Da Gama and other health workers see prevention through mosquito nets as one of the key tools in the fight against the disease, and Southern Sudan is the target of a long-term net-distribution project.
US charity PSI and the Health Ministry gave away one million nets in 2008. In 2009, they are targeting handing out three million more – no mean feat in a country that is roughly the size of France yet has only around 40 kilometers of tarmac road.
Another 1.6 million nets are due to be handed out by other charities.
The goal is to meet a continent-wide target of 80 per cent of women and children under five sleeping under a net every night. According to PSI, in Southern Sudan this means handing out a total of around 7 million nets.
There are no firm figures on the success of the first phase of the campaign, but PSI says the political will to deal with the disease – something sorely lacking in some of Southern Sudan's more developed neighbours, where donor dollars are often swallowed by corruption – is clear to see in Southern Sudan.
According to Solomon Annguei Maynot, Director of Primary Health Care (PHC) in Warrap State, where nets were distributed in 2008, the campaign has made a difference.
“We have seen a reduction in mortality,” he says. “Fewer people are coming to hospital with malaria.”
A tour of some of the villages in Western Bahr-el-Ghazal, the other state that received PSI nets, reveals that most homes have a net.
“The small ones who sleep under the nets don't get sick,” Frank Rasoi Louis, 39, says as his wife rummages around in their straw-thatched hut on the outskirts of Wau, the capital of Western Bahr-el-Ghazal state, to produce one of the distributed nets.
With a bit of prodding however, Louis admits they only use the net during the rainy season, when mosquitoes are at their busiest. It is the same story in virtually every household.
Considering daytime temperatures often exceed 40 degrees Celsius in Southern Sudan and night is not much cooler, sleeping can be a chore. Add a mosquito net and you have a recipe for a sweat-filled restless night.
According to PSI, educating people about the dangers of only occasional net use is an essential part of any net-distribution programme.
“The goal is to get nets to people and teach them to value them,” says Marcie Cook, the PSI Country Representative for Southern Sudan.
Cook, however, acknowledges it is a struggle to build a net culture. She says that if 60 per cent of Southern Sudanese women and children are regularly sleeping under a net by 2010, it will be a good result.
At least one person is already convinced. Malaria took young Joshua to death's door, and Betty says she has learned her lesson.
“Sometimes we didn't sleep under the net,” Betty says. “Now I will use it whether it is hot or not.”
But outside pressures are threatening to derail Southern Sudan's efforts. Aid agencies say it is becoming increasingly difficult to raise funds due to the global economic crisis.

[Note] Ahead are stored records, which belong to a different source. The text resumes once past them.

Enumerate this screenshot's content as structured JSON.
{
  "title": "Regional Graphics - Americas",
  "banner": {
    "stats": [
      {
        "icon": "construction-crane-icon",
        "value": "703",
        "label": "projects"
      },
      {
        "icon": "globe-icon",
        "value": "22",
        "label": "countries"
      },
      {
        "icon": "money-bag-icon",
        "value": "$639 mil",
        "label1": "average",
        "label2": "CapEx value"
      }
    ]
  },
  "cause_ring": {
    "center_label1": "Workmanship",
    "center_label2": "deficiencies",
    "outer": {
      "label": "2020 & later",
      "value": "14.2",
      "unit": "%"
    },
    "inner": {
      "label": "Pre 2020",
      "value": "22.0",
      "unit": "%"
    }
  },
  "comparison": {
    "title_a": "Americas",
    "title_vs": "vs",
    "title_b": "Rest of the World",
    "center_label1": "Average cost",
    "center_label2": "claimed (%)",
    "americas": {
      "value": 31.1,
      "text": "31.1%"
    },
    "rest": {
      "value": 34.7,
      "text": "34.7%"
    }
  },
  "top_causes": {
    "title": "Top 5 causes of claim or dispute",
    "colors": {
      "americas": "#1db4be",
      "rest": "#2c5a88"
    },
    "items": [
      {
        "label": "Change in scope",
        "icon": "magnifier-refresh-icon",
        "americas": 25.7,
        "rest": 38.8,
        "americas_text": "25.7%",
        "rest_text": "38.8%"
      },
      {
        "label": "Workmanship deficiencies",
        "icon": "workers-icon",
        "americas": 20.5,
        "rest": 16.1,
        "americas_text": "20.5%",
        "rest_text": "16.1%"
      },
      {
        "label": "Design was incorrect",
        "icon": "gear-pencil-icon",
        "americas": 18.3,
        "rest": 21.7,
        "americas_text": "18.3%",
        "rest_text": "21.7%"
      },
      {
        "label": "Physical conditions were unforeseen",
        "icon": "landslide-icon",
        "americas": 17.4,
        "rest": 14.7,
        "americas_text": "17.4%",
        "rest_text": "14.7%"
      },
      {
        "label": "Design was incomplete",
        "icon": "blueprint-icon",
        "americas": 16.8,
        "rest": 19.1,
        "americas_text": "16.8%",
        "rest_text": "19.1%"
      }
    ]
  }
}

The Global Fund, a major provider of funding to PSI, is looking at a funding shortfall of around 4 billion dollars in 2009, meaning that many programmes will not get any money.
According to Maynot, this could prove disastrous, particularly as mosquito nets need to be replenished every few years.
“Child mortality has gone down due to nets,” he says. “If we get no replacements, we will be back to square one.”
But if the myriad challenges can be overcome in Southern Sudan, then da Gama says there is no reason why the same should not apply to the rest of Africa.
“If you can see success in southern Sudan, you can have hope of success in other countries,” he says.